Esta influencer de éxito –que explosionó hace unos meses en Barcelona– bautizó su método como Konmari: un juego que combina las letras de su nombre y apellido, porque a egocéntrica no le gana nadie. El objetivo, según la gurú, es desprenderse de la mitad de nuestros objetos y “quedarse solo con aquellos que nos hagan felices”. ¿Cuáles? Toca una camiseta, cierra fuerte los ojos y piénsalo bien. Acaricia suavemente. ¿Te hace feliz? Silencio colectivo. Cri, cri.

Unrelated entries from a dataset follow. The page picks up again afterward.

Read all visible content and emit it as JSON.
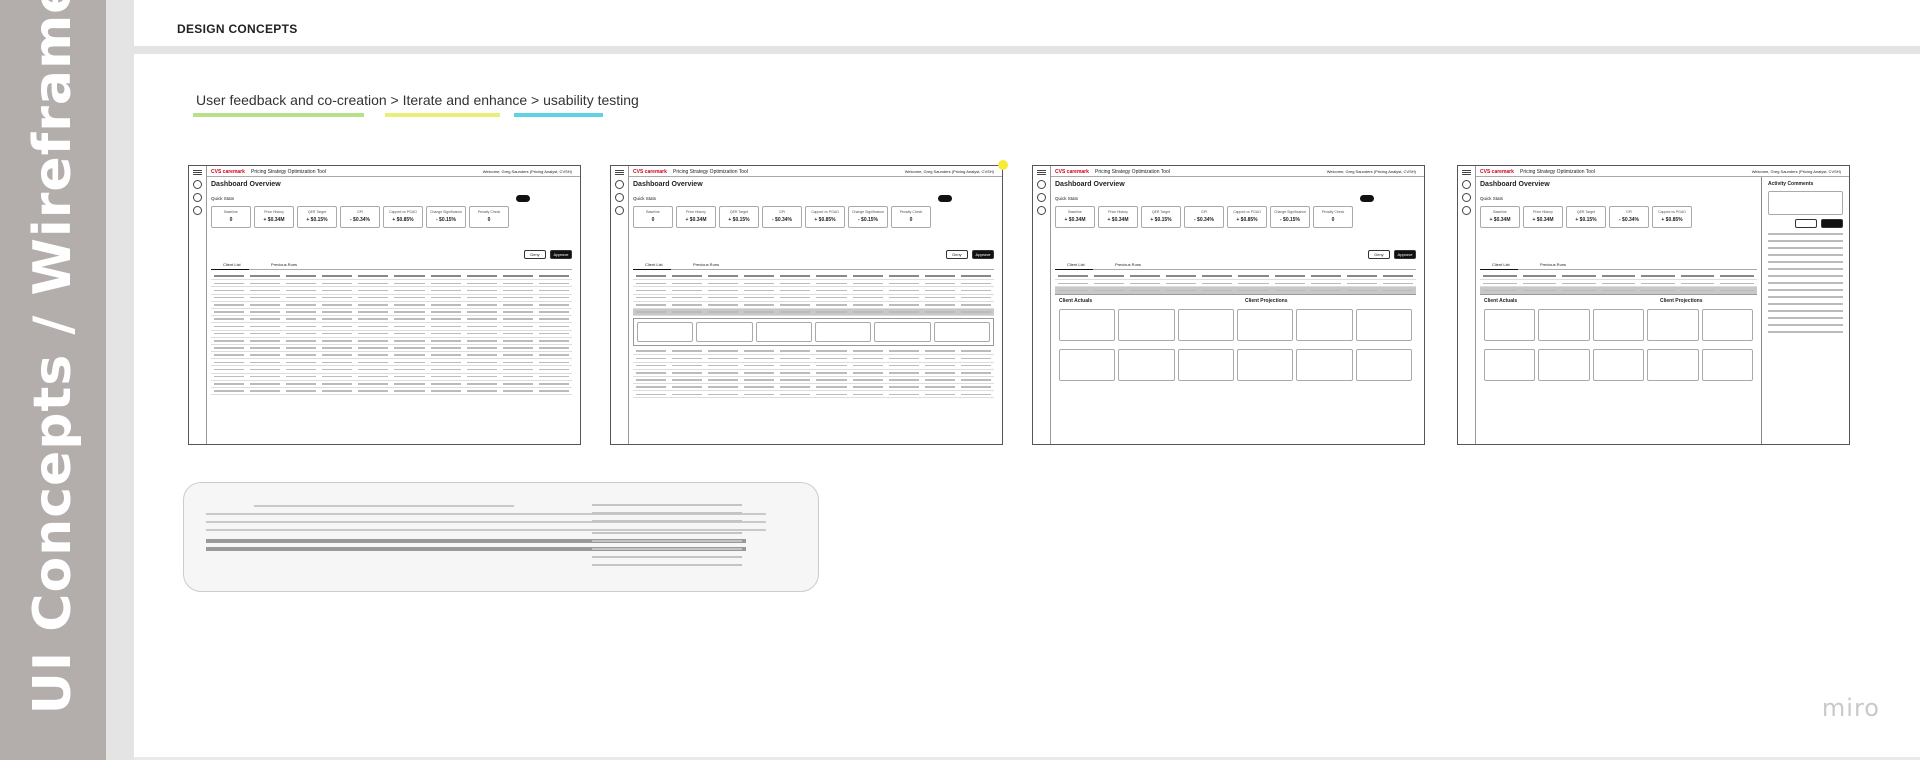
{
  "sidebar": {
    "title": "UI Concepts / Wireframes"
  },
  "header": {
    "title": "DESIGN CONCEPTS"
  },
  "process": {
    "text": "User feedback and co-creation > Iterate and enhance > usability testing",
    "colors": [
      "#b7e08a",
      "#e8f07a",
      "#5fd2e6"
    ]
  },
  "wireframe": {
    "logo": "CVS caremark",
    "app_title": "Pricing Strategy Optimization Tool",
    "welcome": "Welcome, Greg Saunders (Pricing Analyst, CVSH)",
    "dashboard_title": "Dashboard Overview",
    "quick_stats": "Quick Stats",
    "cards": [
      {
        "label": "Baseline",
        "value": "0"
      },
      {
        "label": "Price History",
        "value": "+ $0.34M"
      },
      {
        "label": "QER Target",
        "value": "+ $0.15%"
      },
      {
        "label": "GPI",
        "value": "- $0.34%"
      },
      {
        "label": "Capped vs PGAO",
        "value": "+ $0.85%"
      },
      {
        "label": "Change Significance",
        "value": "- $0.15%"
      },
      {
        "label": "Penalty Check",
        "value": "0"
      }
    ],
    "deny": "Deny",
    "approve": "Approve",
    "tab_client_list": "Client List",
    "tab_previous": "Previous Runs",
    "panel_actuals": "Client Actuals",
    "panel_projections": "Client Projections",
    "activity_title": "Activity Comments"
  },
  "brand": {
    "name": "miro"
  }
}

En el caso de los libros, ella lo tiene claro: más de 30 es delito. Para Kondo, un libro que no hayamos abierto en años no es merecedor de ocupar un lugar en el estante. Así de cruel y simple. Algunos de ellos me miran mientras escribo estas líneas. Lolita de Nabokov suelta una lágrima de polvo; Adiós a las armas de Hemingway me guiña una página para captar mi atención. Es duro desprenderse.

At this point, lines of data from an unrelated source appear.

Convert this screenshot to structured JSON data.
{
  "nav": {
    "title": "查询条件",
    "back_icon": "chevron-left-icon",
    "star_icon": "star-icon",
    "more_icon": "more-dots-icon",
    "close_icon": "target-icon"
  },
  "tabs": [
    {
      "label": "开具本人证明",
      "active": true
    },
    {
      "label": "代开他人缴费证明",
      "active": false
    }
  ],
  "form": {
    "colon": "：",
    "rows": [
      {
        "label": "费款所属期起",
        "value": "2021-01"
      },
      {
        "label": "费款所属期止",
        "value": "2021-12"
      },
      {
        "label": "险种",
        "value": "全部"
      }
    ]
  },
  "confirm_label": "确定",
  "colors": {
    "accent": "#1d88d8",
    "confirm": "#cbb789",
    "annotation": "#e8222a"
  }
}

Creía que acumular libros era (casi) un ejercicio de sabiduría: nos recuerdan quiénes somos y de dónde venimos. Las letras –así juntitas– nos arropan, nos visten los muebles y nos estimulan la mente cuando hay incertidumbre. O sea: siempre.

Y de la mano de la literatura –Fante, Beauvoir, Ginsberg, Duras– va el alcohol. Porque si la inspiración no llega en estado sobrio, puede hacerlo cuando estamos ebrios. Pero no, ya no: ahora tampoco se puede beber “esa copita de más”. Acaba de llegar a Barcelona el libro de la periodista Rosamund Dean que abandera el movimiento Mindful Drinking. “Cómo moderar el consumo de alcohol cambiará tu vida”. Se llena la boca de promesas bienolientes y consejos enlatados que siembran las dudas en cada punto y aparte. El objetivo es ser consciente y fomentar el ocio saludable sin necesidad de ingerir ni una gotita.

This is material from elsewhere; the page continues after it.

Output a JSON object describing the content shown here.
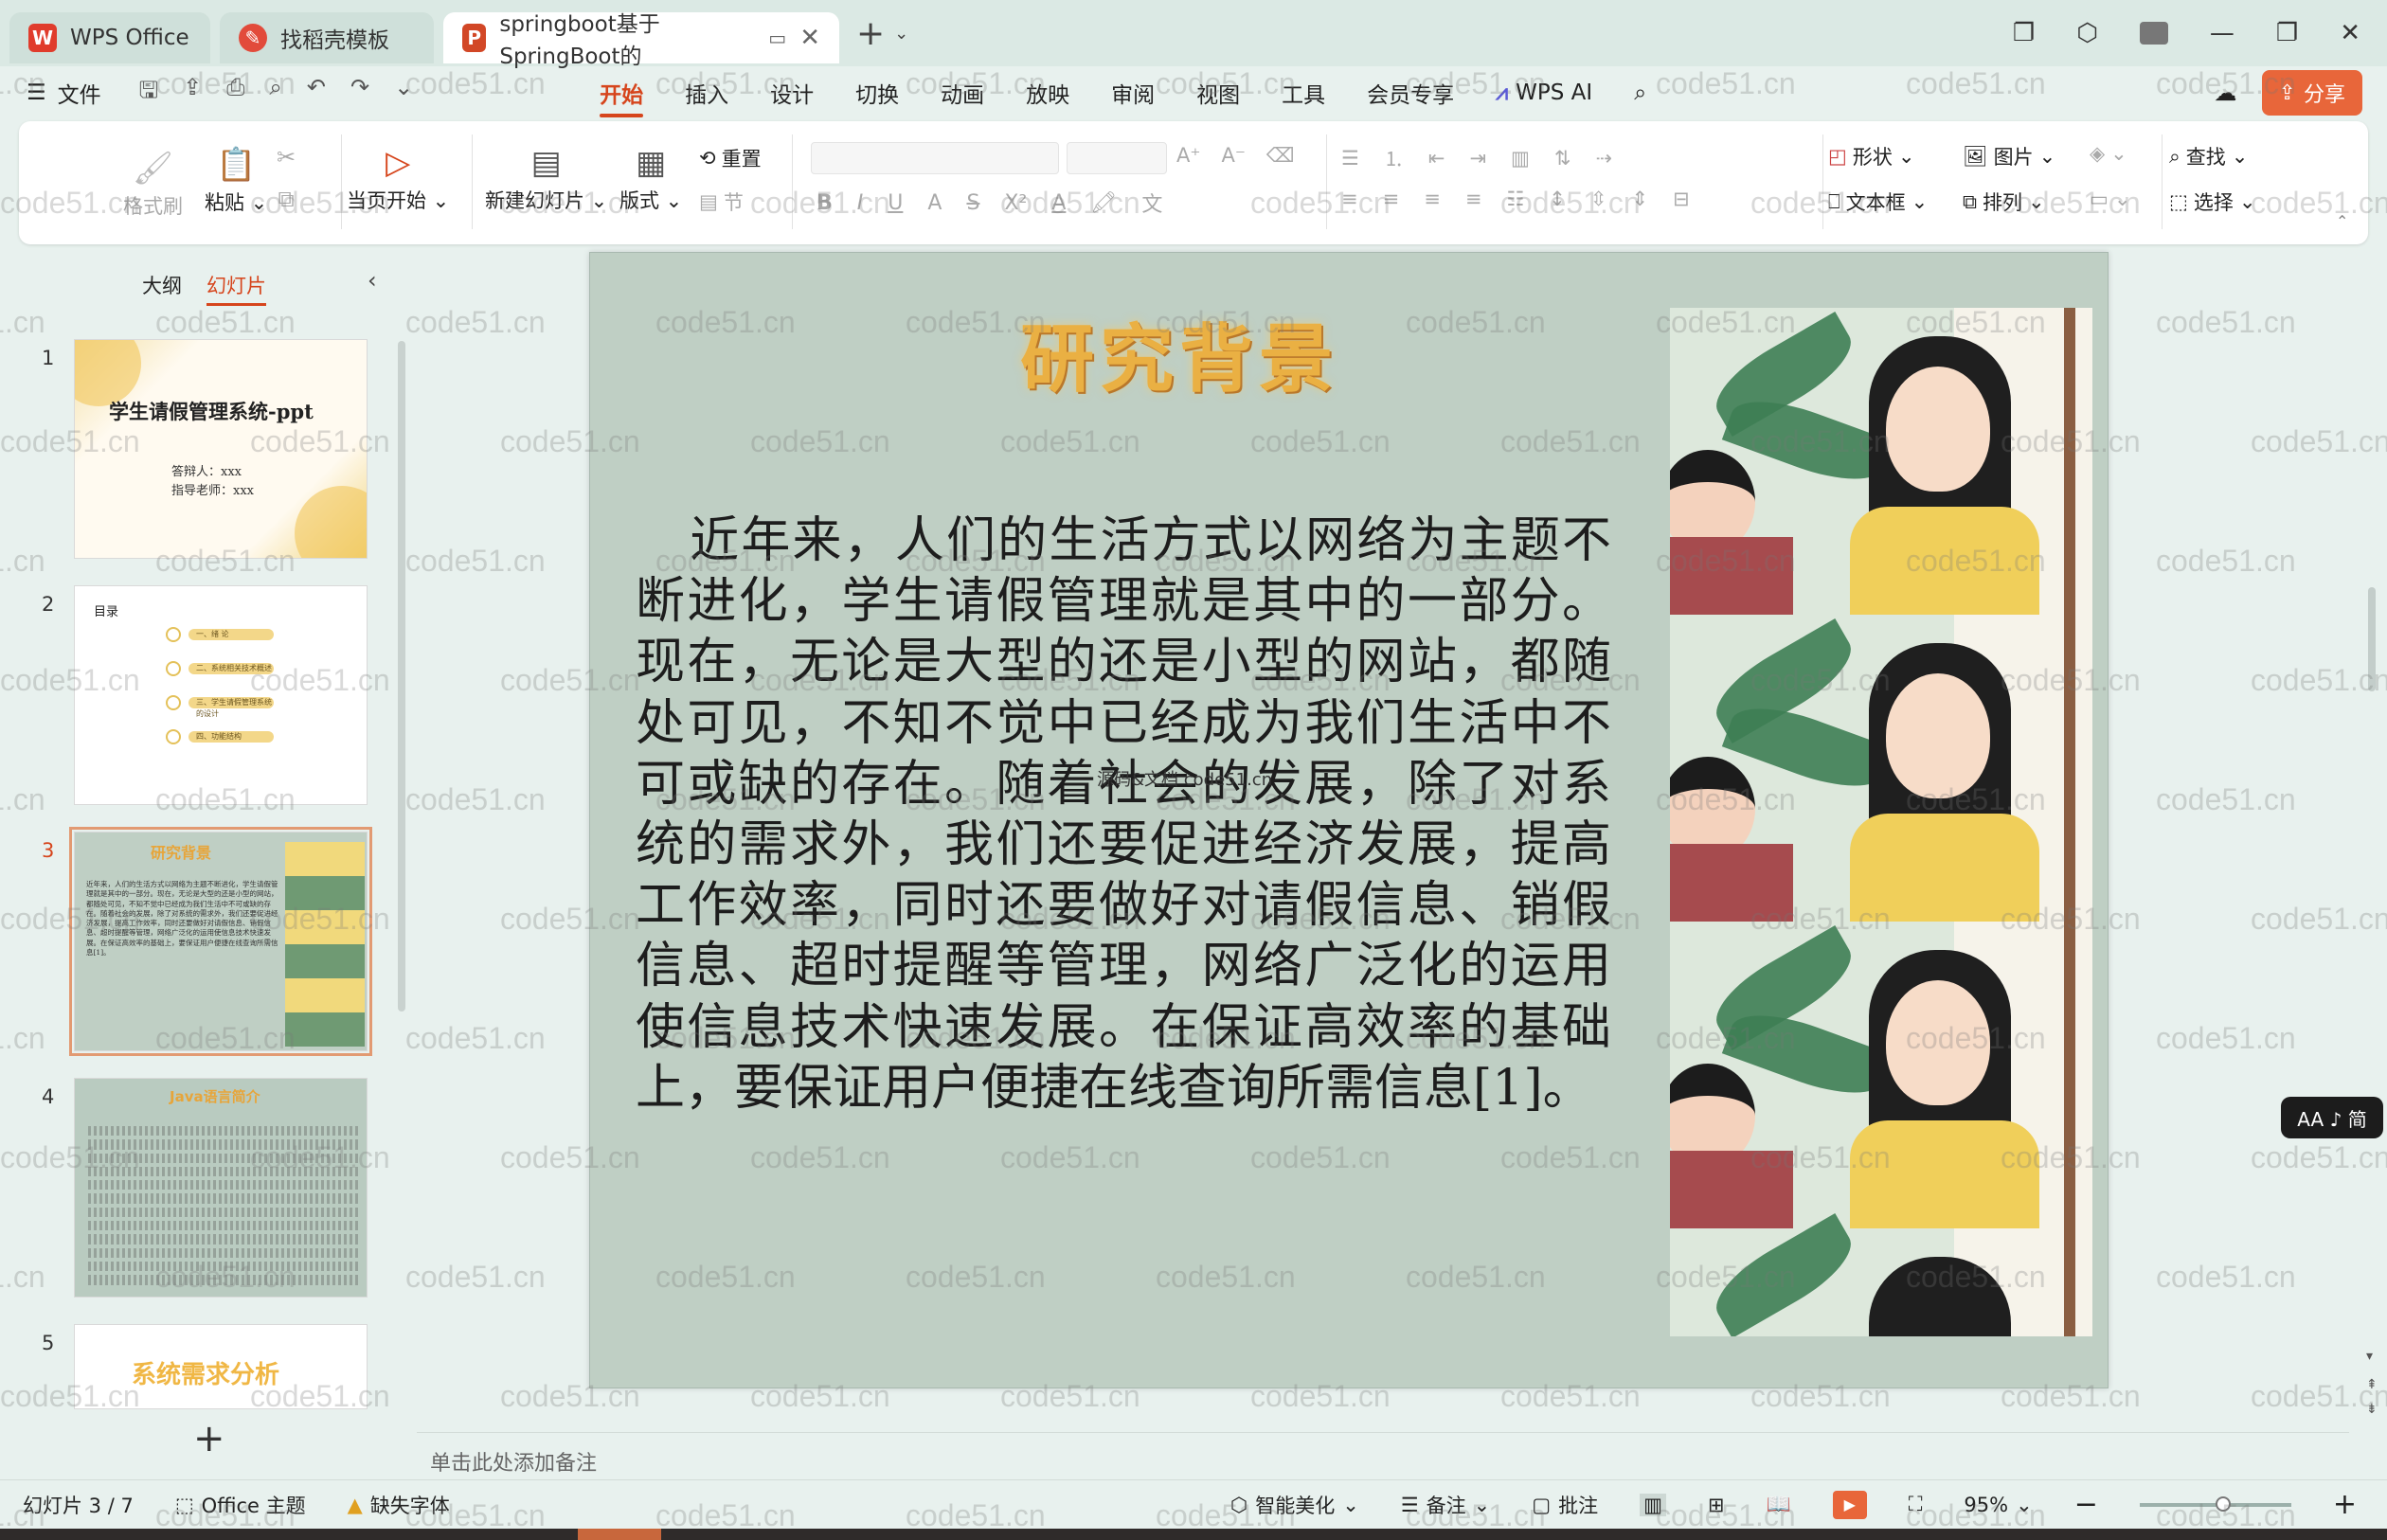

En situaciones puntuales, una copa puede desengrasar una conversación, destensar una relación, y puede servirnos de espejo para ahondar en las profundidades más oscuras –y atroces– de nuestro ser. Una cerveza puede ser también un remedio para el dolor emocional. Ante la amenaza constante de que todo lo estamos haciendo mal, me planto y digo que no: que, en este caso, ni dejaremos de beber ni ordenaremos más. Porque en la confusión hay cierta belleza. Humana y permisible.